La sua lenta evoluzione è in analogia con il mio percorso professionale che mi ha condotta ad occuparmi della cultura del vino dopo altra esperienza professionale più che decennale nell’insegnamento ed è in sintonia con una predisposizione personale che mi orienta verso la riflessione e la creatività di nuove esperienze e nello stesso tempo mi concede momenti di effervescente gratificazione…

Qual è stato il momento più emozionante o inaspettato durante il suo percorso professionale nel mondo del vino?

A proposito di momenti effervescenti, e sicuramente molto emozionanti, mi piace ricordare il piacere di riuscire a trasmettere agli allievi nei vari corsi la curiosità, l’invito a saperne di più di questo vasto e affascinante mondo del vino, la gioia di una degustazione condivisa.

Un’esperienza però rimane nel mio ricordo e mi riempie di orgoglio: l’aver ideato, proposto e realizzato, con la mia Associazione Donna Sommelier Europa, in Alta Valle di Susa, la sperimentazione della prima vendemmia ghiacciata a Chiomonte, da uve locali, Avanà Becouet, Chatus ottenendo le prime 100 bottiglie di Icewine, il San Sebastiano vino del ghiaccio di Chiomonte.
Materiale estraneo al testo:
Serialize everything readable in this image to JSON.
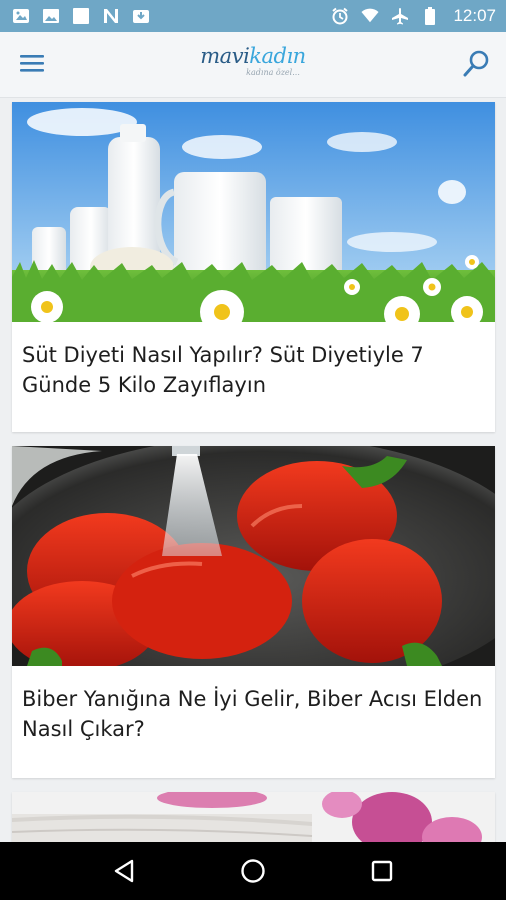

Era il 2006, periodo delle Olimpiadi invernali a Torino, nel corso di quei mesi ho organizzato per il pubblico, all’epoca davvero internazionale, quotidiane degustazioni di Icewines ed Eisweine dai Paesi produttori: Canada, Germania Austria, nonché l’International Icewines Festival a Chiomonte, invitando giornalisti e produttori di quei paesi.
Abbiamo ripetuto l’esperienza per alcuni anni, organizzando anche la tradizionale “vendemmia notturna”, alla luce delle torce, in vigna, a raccogliere manualmente i grappoli ghiacciati a meno 10 °, temperatura minima ammessa dal disciplinare di produzione. Dall’esperienza entusiasmante ho ricavato un libro che tratta di questa rara, difficile, inconsueta produzione di vini ottenuti da vendemmie ghiacciate.